If you are of a certain age, you may have gotten measles as a child. Many born after the 1970s have never gotten it thanks to vaccines. The condition is caused by the virus of the same name, which is one of the most contagious pathogens to this day. The World Health Organization estimates that nearly nine million people worldwide were infected with measles in 2021, with the number of deaths reaching 128,000.
"Despite its availability, the recent COVID-19 pandemic has set back vaccinations, especially in the Global South," explains Yuta Shirogane, Assistant Professor at Kyushu University's Faculty of Medical Sciences. "SSPE is a rare but fatal condition caused by the measles virus. However, the normal measles virus does not have the ability to propagate in the brain, and thus it is unclear how it causes encephalitis."
A virus infects cells through a series of proteins that protrude from its surface. Usually, one protein will first facilitate the virus to attach to a cell's surface, then another surface protein will cause a reaction that lets the virus into the cell, leading to an infection. Therefore, what a virus can or cannot infect can depend heavily on the type of cell.
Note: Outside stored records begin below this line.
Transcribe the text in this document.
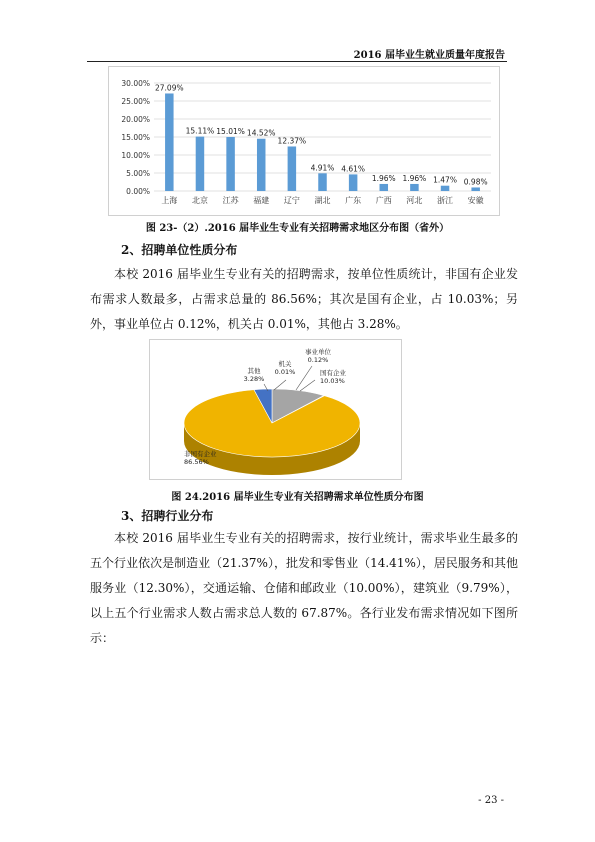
2016 届毕业生就业质量年度报告
0.00%
5.00%
10.00%
15.00%
20.00%
25.00%
30.00% 27.09%
上海
15.11%
北京
15.01%
江苏
14.52%
福建
12.37%
辽宁
4.91%
湖北
4.61%
广东
1.96%
广西
1.96%
河北
1.47%
浙江
0.98%
安徽
图 23-（2）.2016 届毕业生专业有关招聘需求地区分布图（省外）
2、招聘单位性质分布

本校 2016 届毕业生专业有关的招聘需求，按单位性质统计，非国有企业发布需求人数最多，占需求总量的 86.56%；其次是国有企业，占 10.03%；另外，事业单位占 0.12%，机关占 0.01%，其他占 3.28%。

非国有企业
86.56%
国有企业
10.03%
事业单位
0.12%
机关
0.01%
其他
3.28%
图 24.2016 届毕业生专业有关招聘需求单位性质分布图
3、招聘行业分布

本校 2016 届毕业生专业有关的招聘需求，按行业统计，需求毕业生最多的五个行业依次是制造业（21.37%），批发和零售业（14.41%），居民服务和其他服务业（12.30%），交通运输、仓储和邮政业（10.00%），建筑业（9.79%），以上五个行业需求人数占需求总人数的 67.87%。各行业发布需求情况如下图所示：

- 23 -
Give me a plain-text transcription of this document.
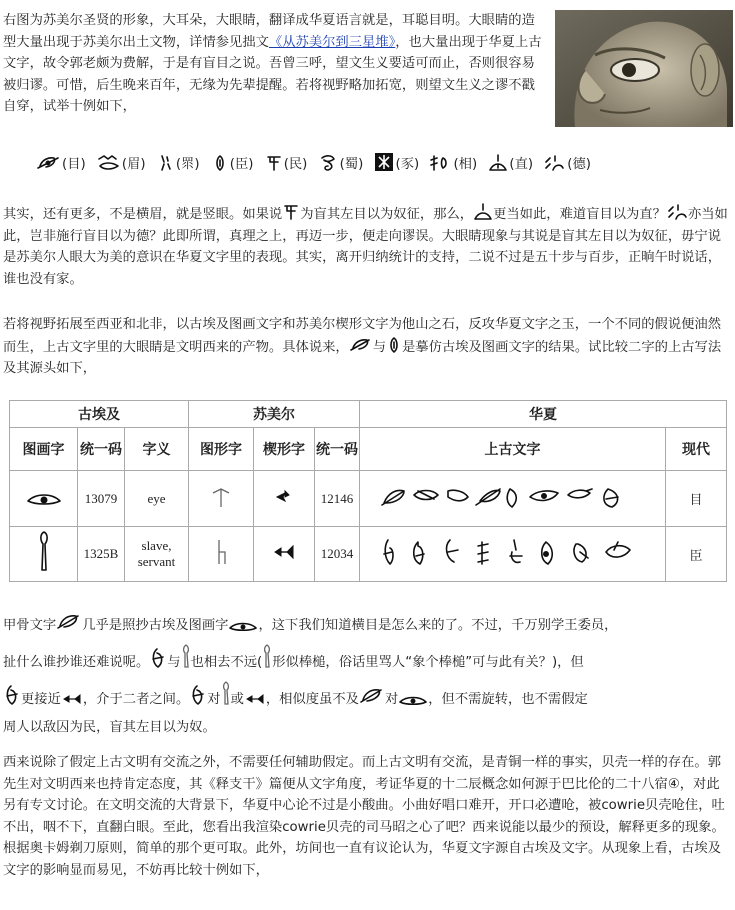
右图为苏美尔圣贤的形象，大耳朵，大眼睛，翻译成华夏语言就是，耳聪目明。大眼睛的造型大量出现于苏美尔出土文物，详情参见拙文《从苏美尔到三星堆》，也大量出现于华夏上古文字，故令郭老颇为费解，于是有盲目之说。吾曾三呼，望文生义要适可而止，否则很容易被归谬。可惜，后生晚来百年，无缘为先辈提醒。若将视野略加拓宽，则望文生义之谬不戳自穿，试举十例如下，

(目)	(眉) (眔) (臣) (民) (蜀) (豕)	(相) (直)	(德)

其实，还有更多，不是横眉，就是竖眼。如果说 为盲其左目以为奴征，那么， 更当如此，难道盲目以为直？ 亦当如此，岂非施行盲目以为德？此即所谓，真理之上，再迈一步，便走向谬误。大眼睛现象与其说是盲其左目以为奴征，毋宁说是苏美尔人眼大为美的意识在华夏文字里的表现。其实，离开归纳统计的支持，二说不过是五十步与百步，正晌午时说话，谁也没有家。

若将视野拓展至西亚和北非，以古埃及图画文字和苏美尔楔形文字为他山之石，反攻华夏文字之玉，一个不同的假说便油然而生，上古文字里的大眼睛是文明西来的产物。具体说来， 与 是摹仿古埃及图画文字的结果。试比较二字的上古写法及其源头如下，

古埃及			苏美尔			华夏	
图画字	统一码	字义	图形字	楔形字	统一码	上古文字	现代
	13079	eye			12146		目
	1325B	slave, servant			12034		臣

甲骨文字 几乎是照抄古埃及图画字 ，这下我们知道横目是怎么来的了。不过，千万别学王委员，

扯什么谁抄谁还难说呢。 与 也相去不远( 形似棒槌，俗话里骂人“象个棒槌”可与此有关？)，但

更接近 ，介于二者之间。 对 或 ，相似度虽不及 对 ，但不需旋转，也不需假定

周人以敌囚为民，盲其左目以为奴。

西来说除了假定上古文明有交流之外，不需要任何辅助假定。而上古文明有交流，是青铜一样的事实，贝壳一样的存在。郭先生对文明西来也持肯定态度，其《释支干》篇便从文字角度，考证华夏的十二辰概念如何源于巴比伦的二十八宿④，对此另有专文讨论。在文明交流的大背景下，华夏中心论不过是小酸曲。小曲好唱口难开，开口必遭呛，被cowrie贝壳呛住，吐不出，咽不下，直翻白眼。至此，您看出我渲染cowrie贝壳的司马昭之心了吧？西来说能以最少的预设，解释更多的现象。根据奥卡姆剃刀原则，简单的那个更可取。此外，坊间也一直有议论认为，华夏文字源自古埃及文字。从现象上看，古埃及文字的影响显而易见，不妨再比较十例如下，
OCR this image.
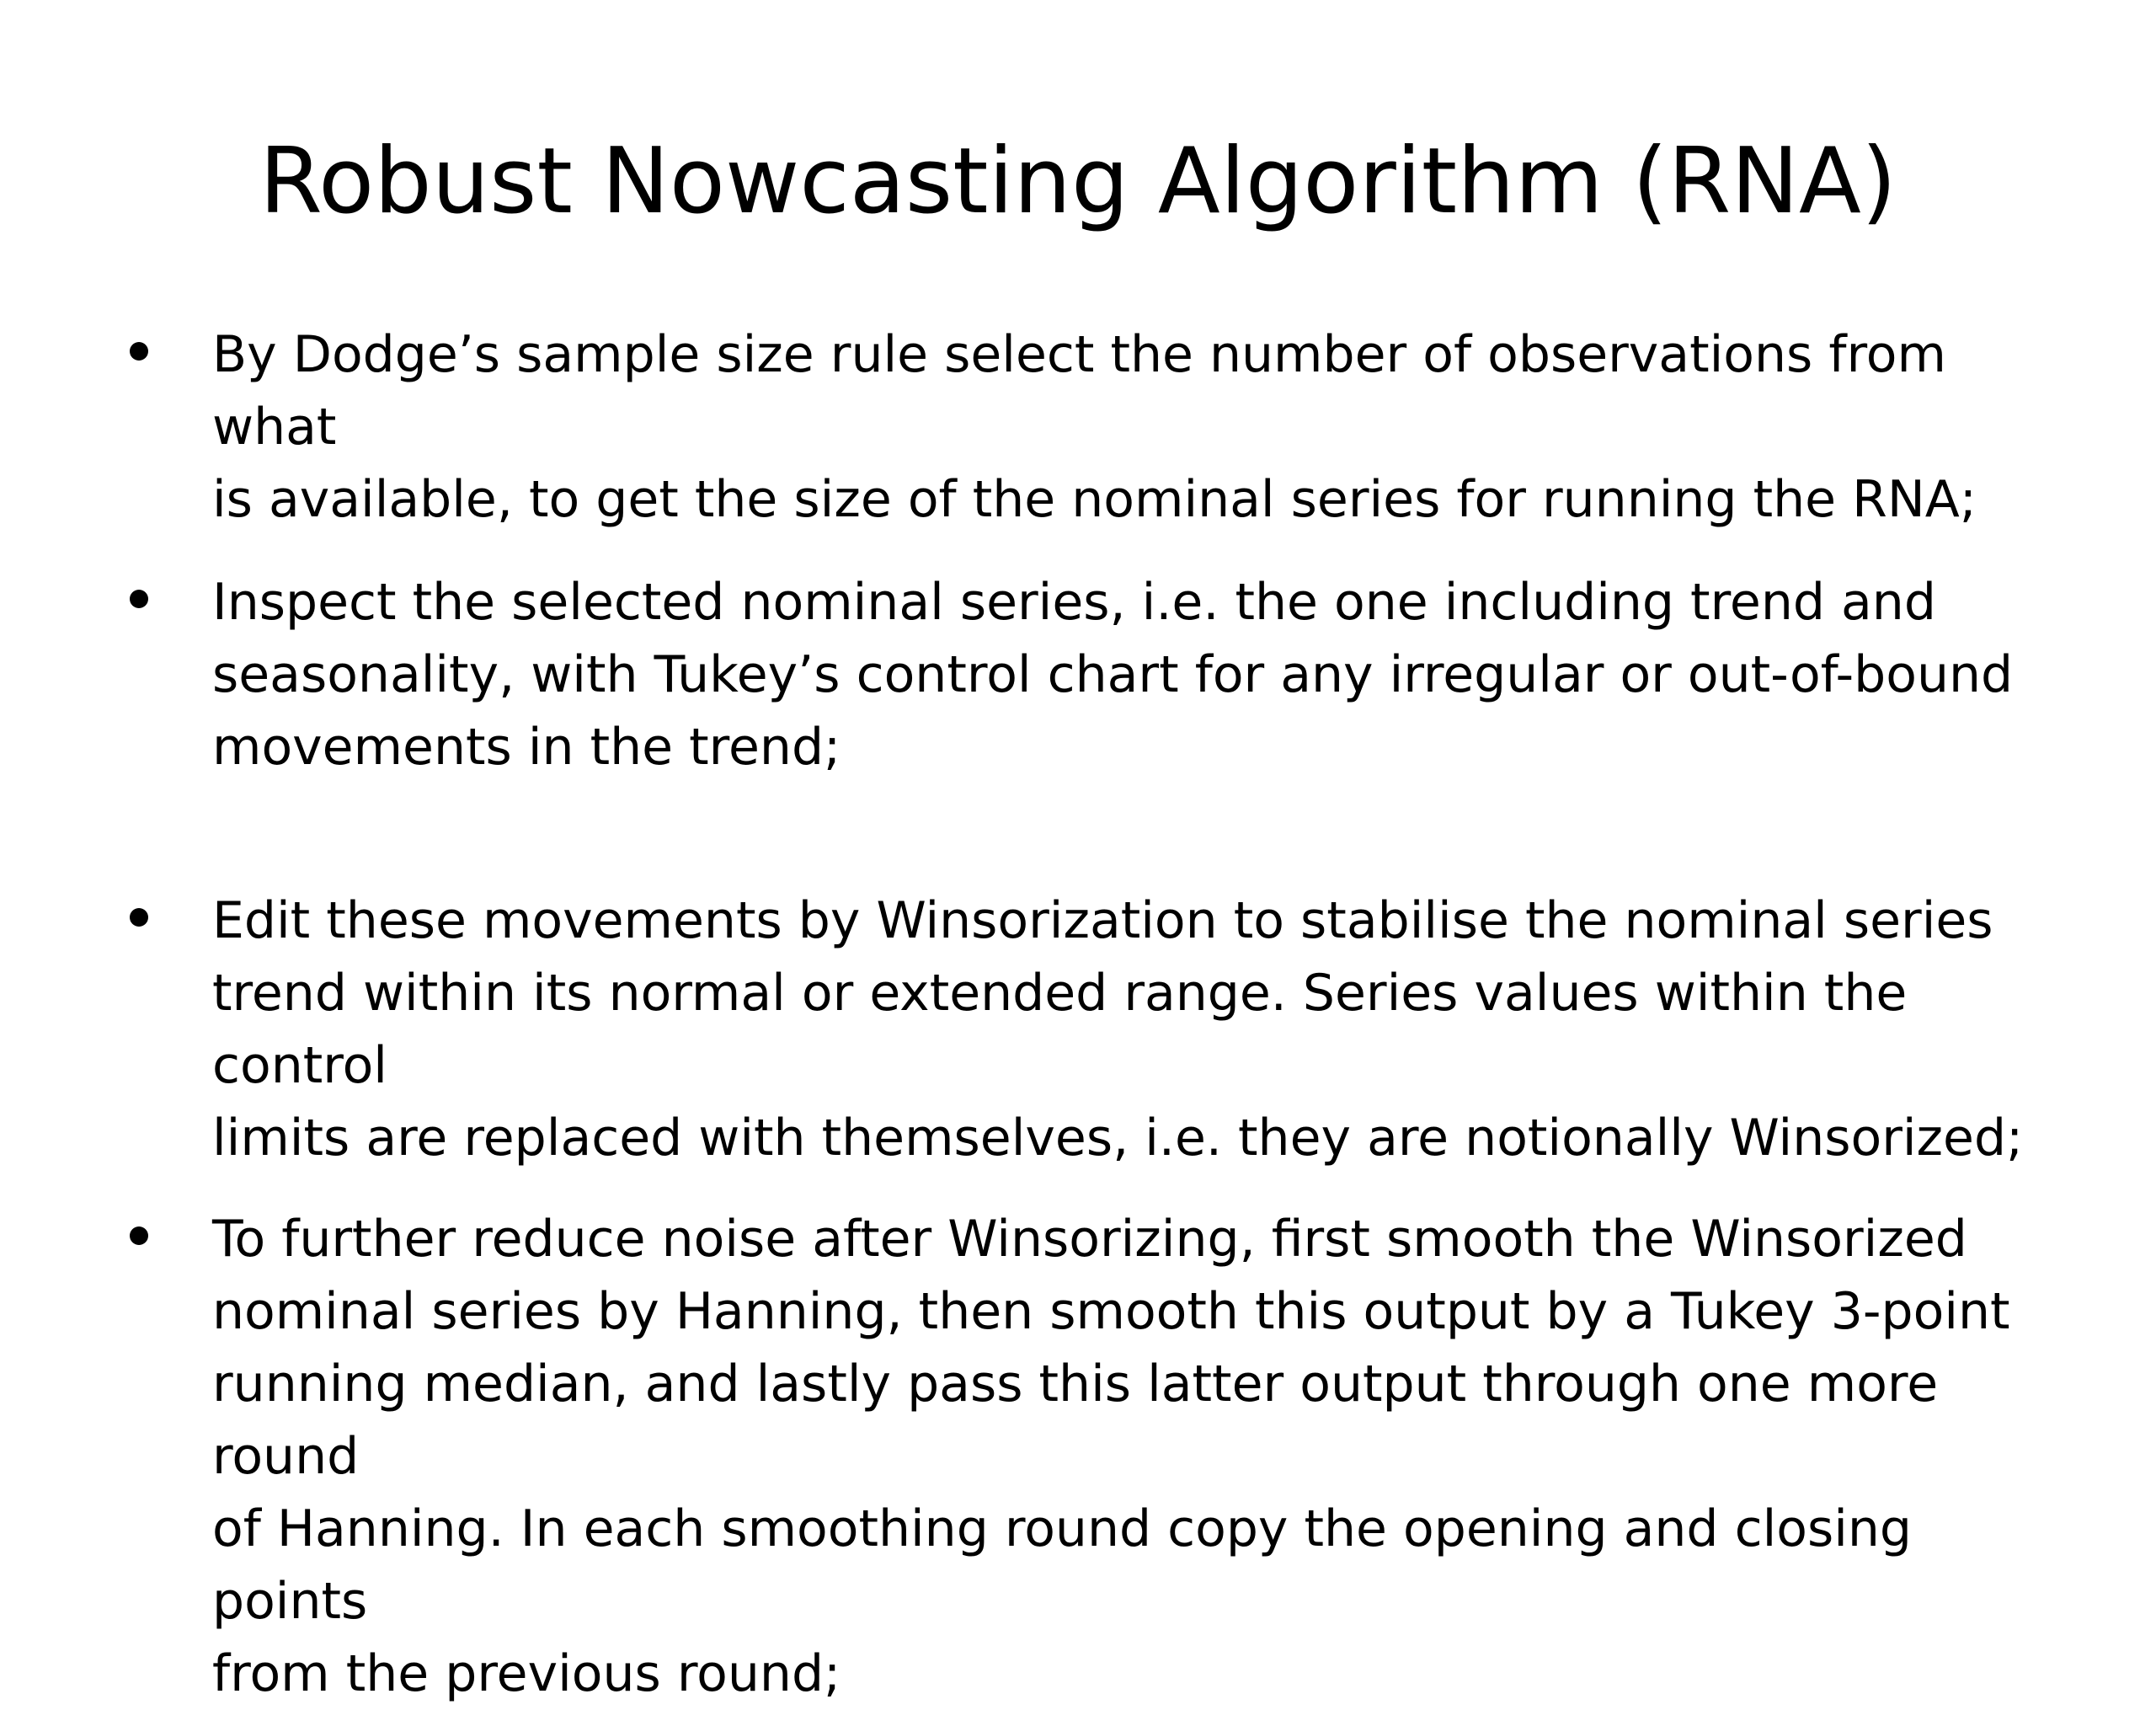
Robust Nowcasting Algorithm (RNA)

By Dodge’s sample size rule select the number of observations from what
is available, to get the size of the nominal series for running the RNA;

Inspect the selected nominal series, i.e. the one including trend and
seasonality, with Tukey’s control chart for any irregular or out-of-bound
movements in the trend;

Edit these movements by Winsorization to stabilise the nominal series
trend within its normal or extended range. Series values within the control
limits are replaced with themselves, i.e. they are notionally Winsorized;

To further reduce noise after Winsorizing, first smooth the Winsorized
nominal series by Hanning, then smooth this output by a Tukey 3-point
running median, and lastly pass this latter output through one more round
of Hanning. In each smoothing round copy the opening and closing points
from the previous round;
"Usually, the measles virus only infects your immune and epithelial cells, causing the fever and rash," continues Shirogane. "Therefore, in patients with SSPE, the measles virus must have remained in their body and mutated, then gained the ability to infect nerve cells. RNA viruses like measles mutate and evolve at very high rates, but the mechanism of how it evolved to infect neurons has been a mystery."
The key player in allowing the measles virus to infect a cell is a protein called fusion protein, or F protein. In the team's previous studies, they showed that certain mutations in the F protein put it in a 'hyperfusongenic' state, allowing it to fuse onto neural synapses and infect the brain. In their latest study, the team analyzed the genome of the measles virus from SSPE patients and found that various mutations had accumulated in their F protein. Interestingly, certain mutations would increase infection activity while others actually decreased it.